During the period under review, Kaspersky’s security solutions detected 5,098,534 phishing attacks in Kenya, a 438 percent increase compared to the previous quarter and the highest of any African country.
This was followed by South Africa with a total of 4,578,216 attacks, 144 percent higher than the previous quarter.
In a similar upward trend,, a total of 1,046,136 detections were recorded for Nigeria at a growth of 174 percent above the level recorded in the first quarter of 2022.
The anti-virus provider noted that social engineering, also called “human hacking” scams, are used in many ways, and for different purposes, to lure unsuspecting users to a site and then trick them into entering personal information. The latter, it observed, often includes financial credentials such as bank account passwords or payment card details, or login details for social media accounts.
“In the wrong hands, this opens doors to various malicious operations, such as money being stolen, or corporate networks being compromised,” the company explained.
Kaspersky also described phishing as a strong attack method especially since it is done at a large scale.
“By sending massive waves of emails under the name of legitimate institutions or promoting fake pages, malicious users increase their chances of success in their hunt for innocent people’s credentials,” it noted.

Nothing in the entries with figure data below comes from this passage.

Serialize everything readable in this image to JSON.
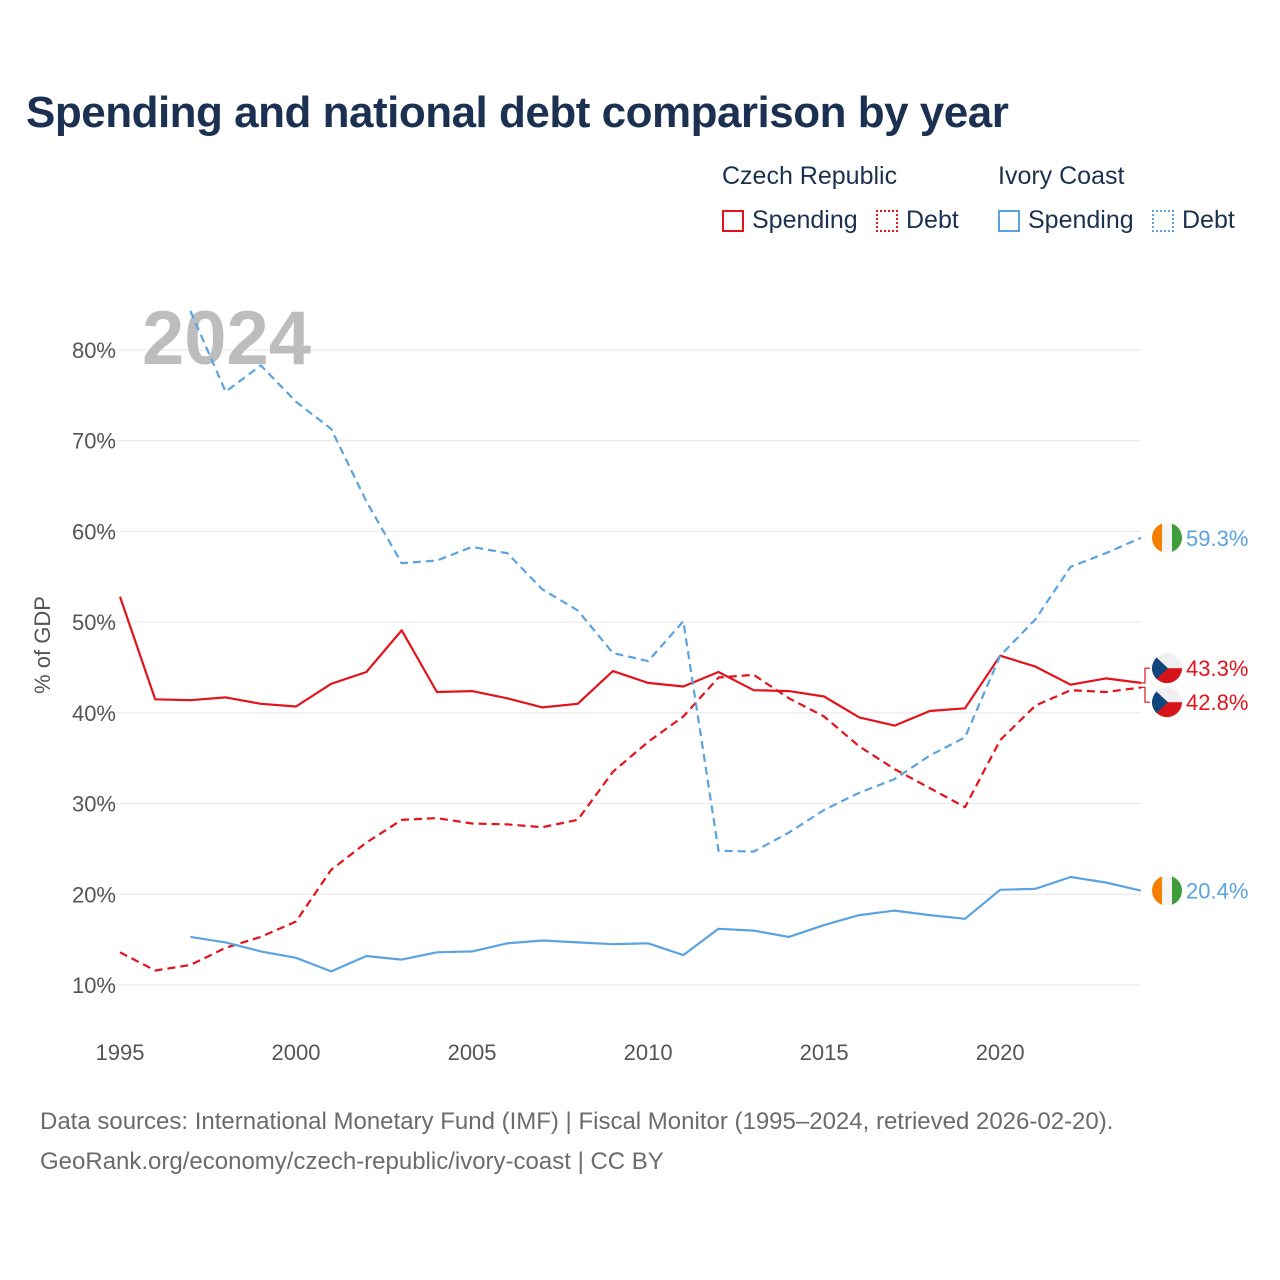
{
  "title": "Spending and national debt comparison by year",
  "legend": {
    "groups": [
      {
        "name": "Czech Republic",
        "color": "#e3121b",
        "items": [
          {
            "label": "Spending",
            "style": "solid"
          },
          {
            "label": "Debt",
            "style": "dotted"
          }
        ]
      },
      {
        "name": "Ivory Coast",
        "color": "#5ba3e0",
        "items": [
          {
            "label": "Spending",
            "style": "solid"
          },
          {
            "label": "Debt",
            "style": "dotted"
          }
        ]
      }
    ]
  },
  "year_overlay": "2024",
  "source_lines": [
    "Data sources: International Monetary Fund (IMF) | Fiscal Monitor (1995–2024, retrieved 2026-02-20).",
    "GeoRank.org/economy/czech-republic/ivory-coast | CC BY"
  ],
  "chart_data": {
    "type": "line",
    "title": "Spending and national debt comparison by year",
    "xlabel": "",
    "ylabel": "% of GDP",
    "xlim": [
      1995,
      2024
    ],
    "ylim": [
      10,
      85
    ],
    "x_ticks": [
      1995,
      2000,
      2005,
      2010,
      2015,
      2020
    ],
    "y_ticks": [
      10,
      20,
      30,
      40,
      50,
      60,
      70,
      80
    ],
    "y_tick_labels": [
      "10%",
      "20%",
      "30%",
      "40%",
      "50%",
      "60%",
      "70%",
      "80%"
    ],
    "grid": "horizontal",
    "series": [
      {
        "name": "Czech Republic Spending",
        "color": "#e3121b",
        "dash": "solid",
        "end_label": "43.3%",
        "flag": "czech",
        "x": [
          1995,
          1996,
          1997,
          1998,
          1999,
          2000,
          2001,
          2002,
          2003,
          2004,
          2005,
          2006,
          2007,
          2008,
          2009,
          2010,
          2011,
          2012,
          2013,
          2014,
          2015,
          2016,
          2017,
          2018,
          2019,
          2020,
          2021,
          2022,
          2023,
          2024
        ],
        "values": [
          52.8,
          41.5,
          41.4,
          41.7,
          41.0,
          40.7,
          43.2,
          44.5,
          49.1,
          42.3,
          42.4,
          41.6,
          40.6,
          41.0,
          44.6,
          43.3,
          42.9,
          44.5,
          42.5,
          42.4,
          41.8,
          39.5,
          38.6,
          40.2,
          40.5,
          46.3,
          45.1,
          43.1,
          43.8,
          43.3
        ]
      },
      {
        "name": "Czech Republic Debt",
        "color": "#e3121b",
        "dash": "dashed",
        "end_label": "42.8%",
        "flag": "czech",
        "x": [
          1995,
          1996,
          1997,
          1998,
          1999,
          2000,
          2001,
          2002,
          2003,
          2004,
          2005,
          2006,
          2007,
          2008,
          2009,
          2010,
          2011,
          2012,
          2013,
          2014,
          2015,
          2016,
          2017,
          2018,
          2019,
          2020,
          2021,
          2022,
          2023,
          2024
        ],
        "values": [
          13.6,
          11.6,
          12.2,
          14.1,
          15.3,
          17.0,
          22.7,
          25.7,
          28.2,
          28.4,
          27.8,
          27.7,
          27.4,
          28.2,
          33.5,
          36.8,
          39.6,
          43.9,
          44.2,
          41.6,
          39.6,
          36.3,
          33.8,
          31.7,
          29.6,
          37.0,
          40.8,
          42.5,
          42.3,
          42.8
        ]
      },
      {
        "name": "Ivory Coast Spending",
        "color": "#5ba3e0",
        "dash": "solid",
        "end_label": "20.4%",
        "flag": "ivory",
        "x": [
          1997,
          1998,
          1999,
          2000,
          2001,
          2002,
          2003,
          2004,
          2005,
          2006,
          2007,
          2008,
          2009,
          2010,
          2011,
          2012,
          2013,
          2014,
          2015,
          2016,
          2017,
          2018,
          2019,
          2020,
          2021,
          2022,
          2023,
          2024
        ],
        "values": [
          15.3,
          14.7,
          13.7,
          13.0,
          11.5,
          13.2,
          12.8,
          13.6,
          13.7,
          14.6,
          14.9,
          14.7,
          14.5,
          14.6,
          13.3,
          16.2,
          16.0,
          15.3,
          16.6,
          17.7,
          18.2,
          17.7,
          17.3,
          20.5,
          20.6,
          21.9,
          21.3,
          20.4
        ]
      },
      {
        "name": "Ivory Coast Debt",
        "color": "#5ba3e0",
        "dash": "dashed",
        "end_label": "59.3%",
        "flag": "ivory",
        "x": [
          1997,
          1998,
          1999,
          2000,
          2001,
          2002,
          2003,
          2004,
          2005,
          2006,
          2007,
          2008,
          2009,
          2010,
          2011,
          2012,
          2013,
          2014,
          2015,
          2016,
          2017,
          2018,
          2019,
          2020,
          2021,
          2022,
          2023,
          2024
        ],
        "values": [
          84.3,
          75.4,
          78.3,
          74.3,
          71.3,
          63.3,
          56.5,
          56.8,
          58.3,
          57.6,
          53.6,
          51.3,
          46.6,
          45.7,
          50.1,
          24.8,
          24.7,
          26.8,
          29.3,
          31.2,
          32.7,
          35.3,
          37.3,
          46.3,
          50.3,
          56.1,
          57.6,
          59.3
        ]
      }
    ]
  }
}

Kaspersky researchers further observed that phishers deploy a variety of tricks to bypass email blocking and lure as many users as possible to their fraudulent sites. They employ a common technique that involves the application of HyperText Markup Language (HTML) attachments with partially or fully obfuscated code. The HTML files enable the attackers to use scripts, obfuscate malicious content to make it harder to detect, and send phishing pages as attachments instead of links.
Kaspersky said such attacks are totally preventable, urging users to be sceptical about overly generous offers which, oftentimes, serve as bait.
“If an offer seems too good to be true, it probably is,” said Mikhail Sytnik, a security expert at Kaspersky.
To protect against phishing and scams, Kaspersky experts highlighted the following recommendations:
-Carefully looking at the address bar before entering any sensitive information, such as login details and password. By doing this, a user is able to detect if something is wrong with the URL such as a spelling error which doesn’t look like the original or if it uses some special symbols instead of letters. When in doubt, users are advised to check the certificate of the site by clicking on the lock icon to the left of the URL.
-Not clicking on links that come from unknown sources, either through emails, messaging apps or social networks
-Using a good security solution such as Kaspersky Total Security, which protects against spam emails and phishing attacks.